Ces dernières années, la Chine a elle aussi utilisé le changement de nom comme outil d'effacement impérial, en particulier au Tibet, où elle a cherché à remplacer le nom mondialement reconnu de « Tibet » par « Xizang », le terme utilisé par les Chinois pour désigner le Tibet central et occidental. Bien que la Chine prétende que le Tibet a toujours fait partie de sa nation, le nom « Tibet » évoque l'image d'un pays distinct plutôt que d'une région chinoise. Cette différence de perception alimente l'anxiété de Pékin concernant l’international. Même au Pakistan, un allié proche de la Chine, le nom «  Tibet » est associé à une entité distincte de montagnes enneigées et de pureté environnementale, plutôt qu'à la Chine. Les efforts insistants de Pékin pour reconfigurer ces associations montrent que, du moins pour les responsables chinois, Shakespeare avait tort : ce qu’ils appellent Xizang, « sous un autre nom, ne sentirait pas aussi bon »[1]

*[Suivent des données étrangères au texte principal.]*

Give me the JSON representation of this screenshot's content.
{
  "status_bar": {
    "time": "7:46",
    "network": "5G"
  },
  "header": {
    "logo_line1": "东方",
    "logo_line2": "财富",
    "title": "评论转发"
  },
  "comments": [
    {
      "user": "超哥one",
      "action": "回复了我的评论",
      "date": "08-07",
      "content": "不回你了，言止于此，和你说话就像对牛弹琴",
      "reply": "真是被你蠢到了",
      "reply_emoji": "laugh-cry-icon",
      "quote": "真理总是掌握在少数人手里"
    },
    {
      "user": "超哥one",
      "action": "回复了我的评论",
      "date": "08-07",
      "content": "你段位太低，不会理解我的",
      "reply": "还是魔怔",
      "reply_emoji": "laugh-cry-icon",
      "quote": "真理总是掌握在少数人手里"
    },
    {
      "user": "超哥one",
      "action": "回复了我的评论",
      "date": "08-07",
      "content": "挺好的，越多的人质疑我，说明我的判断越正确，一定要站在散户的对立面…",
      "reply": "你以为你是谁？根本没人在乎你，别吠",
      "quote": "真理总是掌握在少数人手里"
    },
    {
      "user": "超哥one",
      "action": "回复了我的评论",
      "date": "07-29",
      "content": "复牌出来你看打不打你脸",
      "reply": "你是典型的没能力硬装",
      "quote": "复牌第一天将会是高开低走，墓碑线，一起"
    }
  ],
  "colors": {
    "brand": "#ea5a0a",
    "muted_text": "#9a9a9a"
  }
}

C'est cette inquiétude qui a conduit la Chine, au cours des deux dernières années, à lancer une campagne de pressions à l’étranger   pour amener les entreprises, les éditeurs et les cartographes à adopter le nom de « Xizang » à la place de « Tibet ». Lorsque des politiciens ou des dignitaires étrangers - en particulier ceux des pays endettés dépendant de l'aide chinoise - visitent la Chine ou le Tibet de nos jours, les médias chinois les montrent en train d'utiliser le terme « Xizang » pour désigner le Tibet dans leurs déclarations publiques : le mot « Tibet » a été supprimé.

Ces rituels de conformité humilient ces visiteurs et normalisent le remplacement de Tibet par « Xizang » dans le discours au niveau mondial. Désormais, de tels actes de conformité apparaissent également en Occident. Le Musée du Quai Branly à Paris a ainsi étiqueté les objets tibétains comme étant originaires du « Xizang », tandis que le Musée Guimet a reclassé ses collections tibétaines comme provenant du « monde himalayen ». Même le British Museum fait référence, dans le catalogue de son exposition en cours sur la Route de la Soie, à Lhassa comme étant située au « Tibet ou dans la région autonome du Xizang ». Dans le passé, la Chine a exercé des pressions directes sur les institutions étrangères pour qu'elles se conforment à ses exigences en matière de dénomination -notoirement, en 2023, Pékin a exigé qu'un musée de Nantes omette toute référence à Gengis Khan et à l'Empire mongol dans une exposition (le musée a rejeté ces demandes) ; mais dans ces cas plus récents, les institutions occidentales semblent s'empresser d'apaiser la Chine à l'avance, même sans subir de pressions directes pour le faire.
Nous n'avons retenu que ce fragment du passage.